On Saturday, May 24, 2003, at 01:37 AM, David Graff wrote:
In the process, I chose to set up the digit-related entries in my
"iso-8859-6-nd.ucm" file as follows:
[snip]
The point here is that when Arabic text in Unicode happens to contain
Arabic-Indic digit characters, and we want to convert to iso-8859-6, it
would seem a good idea for these multi-byte digit characters to be
translated into their ASCII correlates, rather than being treated as
exceptions (replaced by "?", or throwing an error if encode's "CHECK"
flag is set to do that).
Personally I like your idea but I am rather too scared to tweak
ISO-8859-*. Another problem is that some people rather want to catch
whose as errors so I conclude we had better leave ISO-8859-*.
FYI you can say
$utf8_with_arabic =~ tr/\x{0660}-\x{0669}\x{06F0}-\x{06F9}/0-90-9/;
to achieve the same result.
Additionally you can use FB_HTMLCREF, and FB_XMLCREF so you can
preserve "0" and "٠" at the same time (handy if you need your
HTML/XML encoded in ISO-8859-6 but still want your arabic numerals).

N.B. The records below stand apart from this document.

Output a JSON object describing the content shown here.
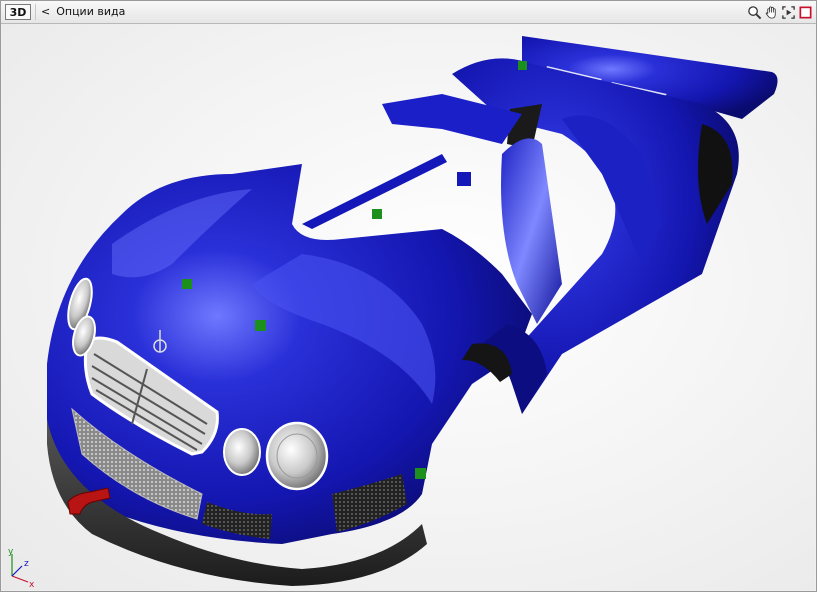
{
  "toolbar": {
    "mode_button": "3D",
    "back_chevron": "<",
    "view_options_label": "Опции вида",
    "tools": [
      {
        "name": "zoom-icon"
      },
      {
        "name": "pan-hand-icon"
      },
      {
        "name": "fit-view-icon"
      },
      {
        "name": "maximize-icon"
      }
    ]
  },
  "viewport": {
    "model": "car-body-shell",
    "body_color": "#1518b8",
    "marker_color": "#1c8f1c",
    "gizmo": {
      "axis_x": "x",
      "axis_y": "y",
      "axis_z": "z"
    }
  }
}
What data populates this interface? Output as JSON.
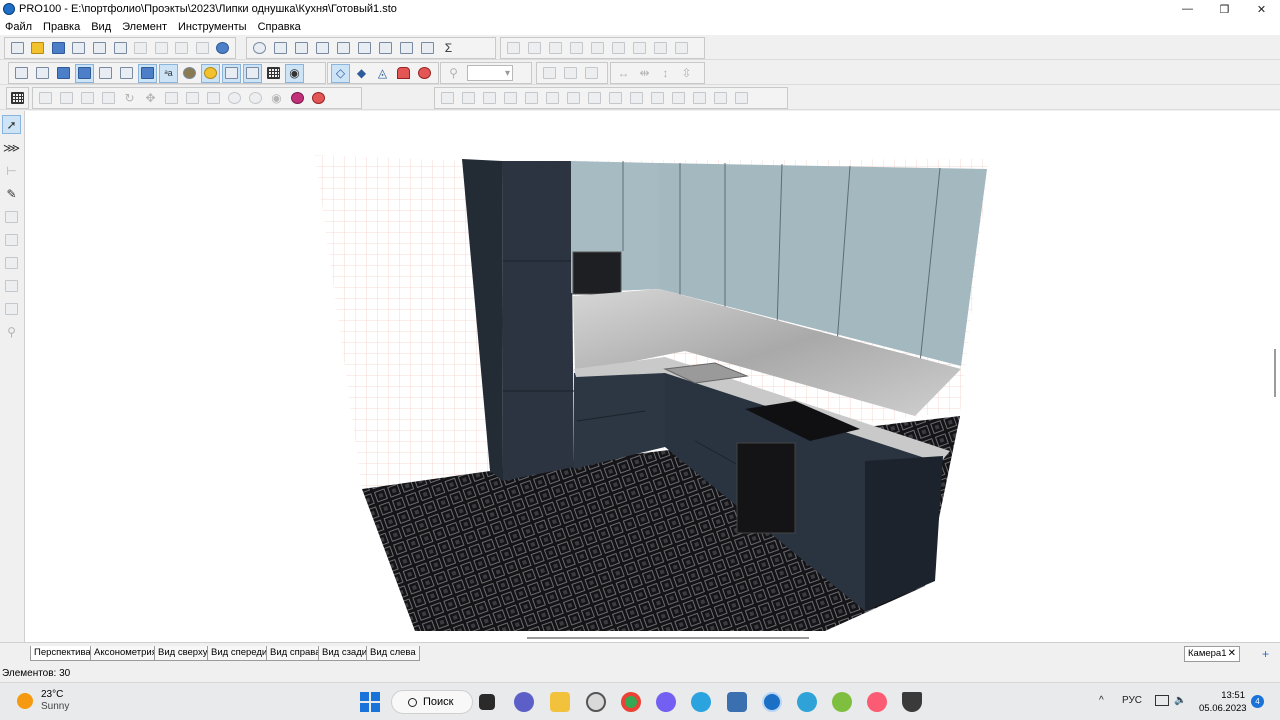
{
  "window": {
    "title": "PRO100 - E:\\портфолио\\Проэкты\\2023\\Липки однушка\\Кухня\\Готовый1.sto",
    "minimize": "—",
    "maximize": "❐",
    "close": "✕"
  },
  "menu": {
    "items": [
      "Файл",
      "Правка",
      "Вид",
      "Элемент",
      "Инструменты",
      "Справка"
    ]
  },
  "view_tabs": [
    "Перспектива",
    "Аксонометрия",
    "Вид сверху",
    "Вид спереди",
    "Вид справа",
    "Вид сзади",
    "Вид слева"
  ],
  "camera_tab": {
    "label": "Камера1",
    "close": "✕",
    "add": "+"
  },
  "status": {
    "elements": "Элементов: 30"
  },
  "taskbar": {
    "weather_temp": "23°C",
    "weather_cond": "Sunny",
    "search_label": "Поиск",
    "tray_chevron": "^",
    "language": "РУС",
    "time": "13:51",
    "date": "05.06.2023",
    "notifications": "4"
  },
  "colors": {
    "cabinet": "#2c3541",
    "upper_fronts": "#a8bcc4",
    "countertop": "#c7c7c7",
    "floor": "#1a1a1e",
    "grid": "#f3d0c8",
    "accent": "#1a73d9"
  }
}
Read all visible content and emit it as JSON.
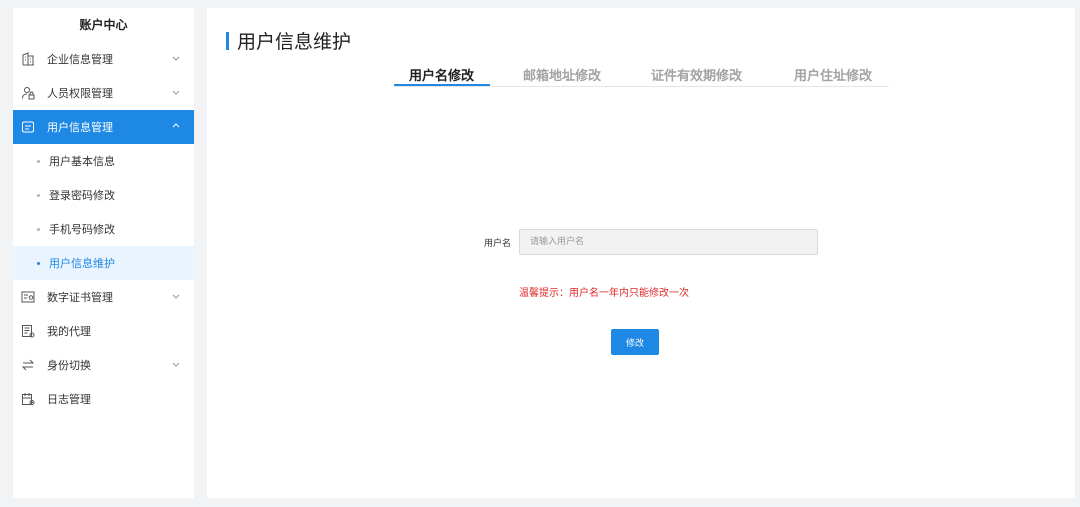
{
  "sidebar": {
    "title": "账户中心",
    "items": [
      {
        "label": "企业信息管理",
        "icon": "building-icon",
        "has_chevron": true
      },
      {
        "label": "人员权限管理",
        "icon": "user-lock-icon",
        "has_chevron": true
      },
      {
        "label": "用户信息管理",
        "icon": "id-card-icon",
        "has_chevron": true,
        "expanded": true
      },
      {
        "label": "数字证书管理",
        "icon": "certificate-icon",
        "has_chevron": true
      },
      {
        "label": "我的代理",
        "icon": "proxy-doc-icon",
        "has_chevron": false
      },
      {
        "label": "身份切换",
        "icon": "switch-icon",
        "has_chevron": true
      },
      {
        "label": "日志管理",
        "icon": "log-calendar-icon",
        "has_chevron": false
      }
    ],
    "sub_items": [
      {
        "label": "用户基本信息"
      },
      {
        "label": "登录密码修改"
      },
      {
        "label": "手机号码修改"
      },
      {
        "label": "用户信息维护",
        "current": true
      }
    ]
  },
  "main": {
    "title": "用户信息维护",
    "tabs": [
      {
        "label": "用户名修改",
        "active": true
      },
      {
        "label": "邮箱地址修改"
      },
      {
        "label": "证件有效期修改"
      },
      {
        "label": "用户住址修改"
      }
    ],
    "form": {
      "username_label": "用户名",
      "username_value": "",
      "username_placeholder": "请输入用户名",
      "tip": "温馨提示：用户名一年内只能修改一次",
      "submit_label": "修改"
    }
  },
  "colors": {
    "accent": "#1e88e5",
    "warning": "#e02b2b",
    "active_sub_bg": "#e9f4fe"
  }
}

Some people might object to this being a "default" behavior for
encoding
into 8859-6, but if it were available as an alternative, I think a lot
of people could find it useful. (Personally, I'd vote for this to be
the default behavior.)
My position toward mappings is to respect the standard as much as
possible. Well, it is more like I don't want to be held responsible
for the mappings. So if you want the default behavior of iso-8859-6,
you should convince Unicode Consortium or ISO so the official mapping
be updated.
On the other hand, you are free to distribute, say, Encode::Arabic that
implements exactly that.
Dan the Encode Maintainer